Outros produtos presentes nas fábricas são conhecidos como “desreguladores endócrinos”, ou EDCs, que influenciam na produção de hormônios do organismo humano. Muitos, quando são descobertos, são substituídos pela indústria – por outros componentes também tóxicos, mas com riscos à saúde ainda desconhecidos. Segundo Gerald Markowitz, historiador de saúde ambiental da Universidade de Nova Iorque, levará anos até que conheçamos os possíveis efeitos colaterais dos produtos químicos substitutos. Um estudo de 2021 elaborado por pesquisadores de diversas universidades norte-americanas indica que a exposição aos ftalatos, por exemplo, pode ser responsável por 100 mil mortes prematuras nos EUA a cada ano. Isso quando a contaminação ocorre nos países produtores: segundo o Fórum Econômico Mundial, bilhões de quilos de resíduos plásticos são exportados todos os anos para países como Malásia e Vietnã, onde são queimados a céu aberto e envenenam comunidades. 
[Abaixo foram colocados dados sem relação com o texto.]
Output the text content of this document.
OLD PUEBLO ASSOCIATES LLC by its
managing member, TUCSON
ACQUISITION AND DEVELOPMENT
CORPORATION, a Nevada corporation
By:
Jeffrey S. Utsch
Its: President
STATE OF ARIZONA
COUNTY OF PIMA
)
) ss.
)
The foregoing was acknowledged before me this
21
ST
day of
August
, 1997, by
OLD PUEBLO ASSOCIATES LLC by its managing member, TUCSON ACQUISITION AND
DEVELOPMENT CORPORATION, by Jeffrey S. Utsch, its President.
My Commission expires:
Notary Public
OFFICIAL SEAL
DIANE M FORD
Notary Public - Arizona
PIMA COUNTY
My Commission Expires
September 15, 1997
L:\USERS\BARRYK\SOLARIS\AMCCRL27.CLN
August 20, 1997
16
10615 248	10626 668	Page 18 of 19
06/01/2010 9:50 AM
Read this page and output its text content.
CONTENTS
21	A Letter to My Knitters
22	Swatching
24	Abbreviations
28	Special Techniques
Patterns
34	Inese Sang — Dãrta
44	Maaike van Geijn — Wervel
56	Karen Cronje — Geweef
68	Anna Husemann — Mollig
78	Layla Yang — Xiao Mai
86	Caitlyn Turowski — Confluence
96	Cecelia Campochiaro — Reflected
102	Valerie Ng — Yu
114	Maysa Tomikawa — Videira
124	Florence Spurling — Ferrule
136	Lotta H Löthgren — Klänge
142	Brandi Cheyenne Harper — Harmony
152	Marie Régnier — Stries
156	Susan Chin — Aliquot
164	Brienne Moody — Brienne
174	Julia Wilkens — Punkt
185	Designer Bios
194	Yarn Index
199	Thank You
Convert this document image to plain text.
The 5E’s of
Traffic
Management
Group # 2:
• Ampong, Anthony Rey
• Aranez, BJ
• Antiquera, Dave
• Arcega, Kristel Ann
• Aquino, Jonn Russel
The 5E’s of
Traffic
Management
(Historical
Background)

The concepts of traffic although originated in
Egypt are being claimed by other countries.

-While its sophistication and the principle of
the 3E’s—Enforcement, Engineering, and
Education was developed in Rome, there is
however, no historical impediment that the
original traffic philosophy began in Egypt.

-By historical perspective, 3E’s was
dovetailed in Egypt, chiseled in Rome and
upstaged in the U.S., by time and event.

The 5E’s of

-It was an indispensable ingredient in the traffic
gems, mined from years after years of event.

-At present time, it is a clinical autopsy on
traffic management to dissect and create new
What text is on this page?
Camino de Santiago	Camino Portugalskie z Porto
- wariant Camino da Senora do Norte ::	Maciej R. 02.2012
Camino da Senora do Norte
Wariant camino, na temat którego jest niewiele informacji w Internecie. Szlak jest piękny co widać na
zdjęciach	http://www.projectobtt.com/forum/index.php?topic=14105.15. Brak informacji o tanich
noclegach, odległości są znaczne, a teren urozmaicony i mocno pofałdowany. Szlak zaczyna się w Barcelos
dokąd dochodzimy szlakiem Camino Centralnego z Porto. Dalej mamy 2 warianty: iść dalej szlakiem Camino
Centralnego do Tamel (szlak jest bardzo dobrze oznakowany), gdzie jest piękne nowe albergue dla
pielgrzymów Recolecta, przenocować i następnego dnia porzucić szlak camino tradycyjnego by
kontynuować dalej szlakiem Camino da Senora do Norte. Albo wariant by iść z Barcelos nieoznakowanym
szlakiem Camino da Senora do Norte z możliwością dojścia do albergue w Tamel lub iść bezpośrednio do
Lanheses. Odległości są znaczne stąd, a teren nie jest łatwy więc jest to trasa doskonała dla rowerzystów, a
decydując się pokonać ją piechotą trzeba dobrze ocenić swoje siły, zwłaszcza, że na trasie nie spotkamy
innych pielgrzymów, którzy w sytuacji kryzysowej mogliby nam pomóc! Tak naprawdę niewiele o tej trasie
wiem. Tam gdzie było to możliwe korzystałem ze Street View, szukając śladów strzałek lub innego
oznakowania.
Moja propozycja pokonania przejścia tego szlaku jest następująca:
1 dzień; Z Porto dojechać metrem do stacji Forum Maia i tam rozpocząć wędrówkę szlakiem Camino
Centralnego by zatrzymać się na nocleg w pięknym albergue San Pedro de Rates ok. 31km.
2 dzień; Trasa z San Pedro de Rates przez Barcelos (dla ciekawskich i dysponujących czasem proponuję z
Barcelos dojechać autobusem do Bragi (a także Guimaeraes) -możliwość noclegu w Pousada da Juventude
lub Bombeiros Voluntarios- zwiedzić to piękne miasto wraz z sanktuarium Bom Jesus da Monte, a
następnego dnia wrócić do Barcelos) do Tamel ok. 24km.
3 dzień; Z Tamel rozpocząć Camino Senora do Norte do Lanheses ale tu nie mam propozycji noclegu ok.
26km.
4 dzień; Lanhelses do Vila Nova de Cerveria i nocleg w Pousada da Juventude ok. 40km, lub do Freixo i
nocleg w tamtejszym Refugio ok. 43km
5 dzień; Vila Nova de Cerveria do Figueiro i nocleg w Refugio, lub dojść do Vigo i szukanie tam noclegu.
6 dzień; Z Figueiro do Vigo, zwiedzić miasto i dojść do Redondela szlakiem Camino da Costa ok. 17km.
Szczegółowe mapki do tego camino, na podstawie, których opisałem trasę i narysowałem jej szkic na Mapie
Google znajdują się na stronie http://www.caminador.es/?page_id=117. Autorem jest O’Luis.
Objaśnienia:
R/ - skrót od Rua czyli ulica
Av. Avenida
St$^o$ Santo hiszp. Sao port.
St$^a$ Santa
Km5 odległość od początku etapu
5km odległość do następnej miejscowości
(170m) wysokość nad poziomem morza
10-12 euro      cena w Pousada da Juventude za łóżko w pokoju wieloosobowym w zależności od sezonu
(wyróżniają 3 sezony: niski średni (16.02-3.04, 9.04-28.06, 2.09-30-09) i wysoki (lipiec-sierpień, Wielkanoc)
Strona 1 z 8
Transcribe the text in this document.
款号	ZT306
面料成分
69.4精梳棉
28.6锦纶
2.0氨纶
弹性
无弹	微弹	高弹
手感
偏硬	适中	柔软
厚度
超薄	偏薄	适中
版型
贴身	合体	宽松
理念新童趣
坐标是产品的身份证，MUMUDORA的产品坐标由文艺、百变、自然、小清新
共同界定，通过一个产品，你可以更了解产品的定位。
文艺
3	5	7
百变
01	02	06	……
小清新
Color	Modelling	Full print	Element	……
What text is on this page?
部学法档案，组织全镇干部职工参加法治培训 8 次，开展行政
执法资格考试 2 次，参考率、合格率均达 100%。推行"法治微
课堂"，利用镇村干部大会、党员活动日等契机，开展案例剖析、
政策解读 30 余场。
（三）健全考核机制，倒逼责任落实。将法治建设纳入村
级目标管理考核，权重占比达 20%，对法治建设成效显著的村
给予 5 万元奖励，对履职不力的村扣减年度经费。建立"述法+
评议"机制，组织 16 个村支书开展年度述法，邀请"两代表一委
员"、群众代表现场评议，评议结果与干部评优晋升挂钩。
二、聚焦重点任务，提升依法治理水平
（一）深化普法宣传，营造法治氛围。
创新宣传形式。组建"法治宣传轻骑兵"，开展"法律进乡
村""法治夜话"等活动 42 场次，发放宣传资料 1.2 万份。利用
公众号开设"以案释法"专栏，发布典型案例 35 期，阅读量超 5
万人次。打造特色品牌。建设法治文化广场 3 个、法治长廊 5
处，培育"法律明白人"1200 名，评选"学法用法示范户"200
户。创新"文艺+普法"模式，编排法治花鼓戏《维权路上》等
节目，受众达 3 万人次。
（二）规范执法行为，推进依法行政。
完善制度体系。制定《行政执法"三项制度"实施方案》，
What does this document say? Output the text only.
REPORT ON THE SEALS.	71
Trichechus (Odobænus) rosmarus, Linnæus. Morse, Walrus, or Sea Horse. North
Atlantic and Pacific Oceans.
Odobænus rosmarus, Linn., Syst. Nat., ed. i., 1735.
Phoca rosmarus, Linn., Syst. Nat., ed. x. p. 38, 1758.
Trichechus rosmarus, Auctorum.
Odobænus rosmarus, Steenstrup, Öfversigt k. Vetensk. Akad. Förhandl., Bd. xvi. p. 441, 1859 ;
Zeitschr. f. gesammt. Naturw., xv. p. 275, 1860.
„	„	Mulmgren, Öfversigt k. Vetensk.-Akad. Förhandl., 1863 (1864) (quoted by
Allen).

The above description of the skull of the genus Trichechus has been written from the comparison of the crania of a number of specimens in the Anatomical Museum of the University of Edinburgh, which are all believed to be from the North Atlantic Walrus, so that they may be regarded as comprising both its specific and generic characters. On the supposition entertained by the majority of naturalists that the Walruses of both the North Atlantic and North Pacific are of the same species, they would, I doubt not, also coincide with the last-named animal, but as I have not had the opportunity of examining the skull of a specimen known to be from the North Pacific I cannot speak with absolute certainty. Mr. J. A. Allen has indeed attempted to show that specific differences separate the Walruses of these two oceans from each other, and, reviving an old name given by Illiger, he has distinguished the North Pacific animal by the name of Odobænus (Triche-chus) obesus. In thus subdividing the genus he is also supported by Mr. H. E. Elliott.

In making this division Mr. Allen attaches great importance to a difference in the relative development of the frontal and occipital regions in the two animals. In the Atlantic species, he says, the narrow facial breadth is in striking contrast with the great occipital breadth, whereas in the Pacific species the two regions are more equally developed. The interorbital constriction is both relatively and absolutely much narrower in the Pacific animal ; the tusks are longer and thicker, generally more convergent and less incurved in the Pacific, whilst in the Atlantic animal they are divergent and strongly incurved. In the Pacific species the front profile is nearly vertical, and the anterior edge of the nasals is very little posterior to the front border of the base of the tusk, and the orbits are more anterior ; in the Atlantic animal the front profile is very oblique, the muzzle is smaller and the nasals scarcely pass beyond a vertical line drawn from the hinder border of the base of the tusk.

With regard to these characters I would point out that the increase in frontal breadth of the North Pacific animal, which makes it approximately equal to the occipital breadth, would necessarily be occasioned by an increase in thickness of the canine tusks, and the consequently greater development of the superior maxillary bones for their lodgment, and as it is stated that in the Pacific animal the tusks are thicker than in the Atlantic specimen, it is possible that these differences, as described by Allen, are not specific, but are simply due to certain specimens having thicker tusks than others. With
No Brasil, a produção não fica para trás. Segundo os relatórios elaborados pela Associação Brasileira da Indústria do Plástico, o país manteve, entre 2020 e 2021, uma produção entre 7,1 e 7,3 milhões de toneladas em produtos plásticos. São mais de 11 mil indústrias no ramo – não à toa, é o quarto maior gerador de lixo plástico do mundo. São descartados 11,3 milhões de toneladas por ano, dos quais apenas 1,28% são recicladas, segundo o Fundo Mundial da Natureza

Sabemos que os plásticos não se decompõem facilmente. Descoberto no início do século XX, o material teve desenvolvimentos importantes da década de 1930 – e um verdadeiro boom produtivo no pós-segunda guerra, com a criação da garrafa pet: só nos Estados Unidos, a produção de plástico nesse período aumentou 100%. As primeiras evidências de poluição por plásticos nos oceanos surgiram na década de 1960. Hoje existem provas concretas de que o processo de reciclagem não é suficiente para resolver o problema da poluição e não consegue acompanhar os números de produção – fato já conhecido pelas indústrias, que propagandeiam a reciclagem com o objetivo de vender mais plástico. O agravante é que, além de ficar na superfície por muito tempo após o descarte, o que está nos plásticos não fica apenas nos plásticos. Quando um saco ou garrafa se rompe, componentes químicos são liberados; os objetos são fragmentados pela ação do clima e viram microplásticos – que, como detectaram estudos recentes, já estão presentes no sangue de animais e humanos. No entanto, sabemos pouco sobre as consequências dessas microssubstâncias para a saúde.

Como resolver o problema de acidentes como o de Ohio, poluição ambiental e a contaminação de seres vivos? A resposta dos especialistas é unânime: produzir menos plástico. O problema é que, quando não se coloca na conta o custo ambiental e sanitário, a produção do material é lucrativa – mais barata do que melhorar a infraestrutura da reciclagem, inclusive. Apesar de existirem discussões na Organização das Nações Unidas (ONU) para limitar a produção de plástico, os encaminhamentos são tímidos para o tamanho do problema.